MATTER OF PRIDE. The dealmaking moves by Ackermann make German business leaders uneasy. That's because they would effectively be takeovers by the foreign banks, which would cost Germany its premier financial institution and hurt national pride. On Mar. 16 a group of chief financial officers from Deutsche Telekom (DT ), SAP (SAP ), DaimlerChrysler (DCX ), and other large German companies urged Schröder to prevent Deutsche falling into foreign hands.

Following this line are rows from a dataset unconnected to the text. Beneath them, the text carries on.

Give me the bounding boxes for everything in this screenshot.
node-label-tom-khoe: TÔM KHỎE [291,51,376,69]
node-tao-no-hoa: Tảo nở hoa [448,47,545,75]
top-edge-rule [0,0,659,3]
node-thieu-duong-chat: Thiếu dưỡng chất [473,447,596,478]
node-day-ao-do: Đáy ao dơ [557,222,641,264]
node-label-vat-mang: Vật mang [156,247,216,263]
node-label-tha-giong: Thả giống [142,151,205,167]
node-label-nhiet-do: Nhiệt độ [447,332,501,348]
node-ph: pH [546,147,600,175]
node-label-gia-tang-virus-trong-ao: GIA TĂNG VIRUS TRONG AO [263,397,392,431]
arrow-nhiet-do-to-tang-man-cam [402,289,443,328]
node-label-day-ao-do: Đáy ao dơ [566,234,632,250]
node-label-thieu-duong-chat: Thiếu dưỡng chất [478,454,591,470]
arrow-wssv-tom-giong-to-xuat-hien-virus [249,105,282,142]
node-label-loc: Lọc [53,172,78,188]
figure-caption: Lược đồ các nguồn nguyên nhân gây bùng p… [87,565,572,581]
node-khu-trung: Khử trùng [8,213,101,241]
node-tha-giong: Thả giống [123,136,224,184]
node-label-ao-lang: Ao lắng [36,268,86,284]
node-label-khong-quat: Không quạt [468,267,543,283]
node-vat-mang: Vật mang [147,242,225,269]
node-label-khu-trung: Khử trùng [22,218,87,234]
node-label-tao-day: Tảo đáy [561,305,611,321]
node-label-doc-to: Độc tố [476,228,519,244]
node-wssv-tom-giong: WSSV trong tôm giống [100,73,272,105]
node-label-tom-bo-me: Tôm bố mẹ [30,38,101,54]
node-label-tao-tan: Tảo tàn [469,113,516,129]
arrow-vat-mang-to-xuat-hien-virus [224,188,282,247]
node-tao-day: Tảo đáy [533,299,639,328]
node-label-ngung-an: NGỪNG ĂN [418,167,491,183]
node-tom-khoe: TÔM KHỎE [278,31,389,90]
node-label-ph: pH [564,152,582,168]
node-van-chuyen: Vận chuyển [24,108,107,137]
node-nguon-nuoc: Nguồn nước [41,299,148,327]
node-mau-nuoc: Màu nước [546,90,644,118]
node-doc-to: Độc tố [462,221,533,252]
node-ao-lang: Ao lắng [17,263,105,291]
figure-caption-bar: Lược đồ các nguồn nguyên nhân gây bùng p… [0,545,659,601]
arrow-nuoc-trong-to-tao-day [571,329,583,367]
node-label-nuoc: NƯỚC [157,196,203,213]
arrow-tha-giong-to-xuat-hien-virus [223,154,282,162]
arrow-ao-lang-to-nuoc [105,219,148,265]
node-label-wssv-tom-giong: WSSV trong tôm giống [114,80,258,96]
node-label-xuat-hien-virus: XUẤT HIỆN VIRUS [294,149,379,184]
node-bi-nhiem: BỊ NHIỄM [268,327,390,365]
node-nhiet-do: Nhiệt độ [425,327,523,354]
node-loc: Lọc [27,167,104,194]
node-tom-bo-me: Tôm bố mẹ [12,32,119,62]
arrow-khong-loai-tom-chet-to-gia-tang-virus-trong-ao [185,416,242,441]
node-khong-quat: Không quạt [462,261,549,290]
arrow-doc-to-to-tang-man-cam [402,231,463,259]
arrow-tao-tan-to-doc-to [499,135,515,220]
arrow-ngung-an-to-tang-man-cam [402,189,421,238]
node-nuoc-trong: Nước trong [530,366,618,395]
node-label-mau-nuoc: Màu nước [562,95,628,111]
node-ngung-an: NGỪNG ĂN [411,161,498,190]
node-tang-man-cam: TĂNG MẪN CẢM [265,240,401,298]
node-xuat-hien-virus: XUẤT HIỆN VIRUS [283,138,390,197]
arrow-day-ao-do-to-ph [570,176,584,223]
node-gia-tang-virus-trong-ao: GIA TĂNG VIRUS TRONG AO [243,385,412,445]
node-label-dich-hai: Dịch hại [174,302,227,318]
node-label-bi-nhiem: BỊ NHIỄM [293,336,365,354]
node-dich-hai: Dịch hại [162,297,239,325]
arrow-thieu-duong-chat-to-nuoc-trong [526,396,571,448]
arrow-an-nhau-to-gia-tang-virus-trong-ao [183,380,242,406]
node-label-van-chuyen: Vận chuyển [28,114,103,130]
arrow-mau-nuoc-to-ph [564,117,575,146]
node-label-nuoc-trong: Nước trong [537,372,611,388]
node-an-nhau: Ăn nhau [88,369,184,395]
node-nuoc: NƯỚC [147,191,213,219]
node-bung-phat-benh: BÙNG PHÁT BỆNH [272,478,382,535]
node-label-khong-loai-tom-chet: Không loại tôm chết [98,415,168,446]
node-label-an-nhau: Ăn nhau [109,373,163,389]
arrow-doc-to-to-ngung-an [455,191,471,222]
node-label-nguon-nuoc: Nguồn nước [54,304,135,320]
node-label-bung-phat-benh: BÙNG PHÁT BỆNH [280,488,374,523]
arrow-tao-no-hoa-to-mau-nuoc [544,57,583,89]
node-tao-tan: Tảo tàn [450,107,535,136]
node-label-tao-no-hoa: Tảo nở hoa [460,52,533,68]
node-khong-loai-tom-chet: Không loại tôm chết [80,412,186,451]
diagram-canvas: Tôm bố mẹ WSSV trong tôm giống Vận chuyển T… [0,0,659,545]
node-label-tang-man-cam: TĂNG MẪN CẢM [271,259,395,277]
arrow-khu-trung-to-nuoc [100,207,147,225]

Schröder seems willing to do his part to promote the notion of a national megabank. In his Frankfurt speech, the Chancellor maintained that "we need [a bank] in Germany that is globally competitive -- it would be even better to have two." But that vision may -- or may not -- involve Postbank. The word in Berlin, according to industry sources, is that Schröder's advisers ideally want Deutsche to merge with insurer Allianz, which owns Dresdner Bank, to create a financial services leviathan. But analysts say such a complex deal would be too difficult to pull off. Moreover Allianz has shown no interest in such a deal, so attention is now on Postbank.

There are signs that Ackermann and his internationalist allies such as Anshu Jain, head of global markets, and Kevin Parker, head of global equities, may be bending under the combined pressure from supervisory board members, politicians, and business leaders. Deutsche's 11-member executive committee, which is chaired by the CEO and dominated by his supporters, debated on May 11 whether to bid for Postbank. But the bank has yet to comment on the outcome. If Deutsche does launch a bid, the situation would be complicated because it has been retained alongside Morgan Stanley (MWD ) to advise Deutsche Post on Postbank's initial public offering. A Deutsche move to buy Postbank, which would cost an estimated $6 billion to $7.2 billion, would force it to give up its advisory role on the IPO.

For his part, Deutsche Post head Klaus Zumwinkel says the Postbank IPO (expected to raise $3.6 billion, making it the biggest German IPO in three years) will go ahead as anticipated. The plan is to float 50% minus one share in Postbank, with the rest going on the market at a later date. Of course, Zumwinkel may not be the only decision maker. The government owns 62% of Deutsche Post and could try to overrule him. But government spokesman Thomas Steg says: "The federal government is acting neutral. That means it's not an actor."

Even if Deutsche were to acquire Postbank, it's unlikely to curb Ackermann's ambitions abroad. He shows no signs of abandoning his belief that a cross-border deal is needed to make Deutsche more internationally competitive. However the boardroom struggle plays out, one thing seems certain: Deutsche is going to hit the acquisition trail soon, either at home or abroad.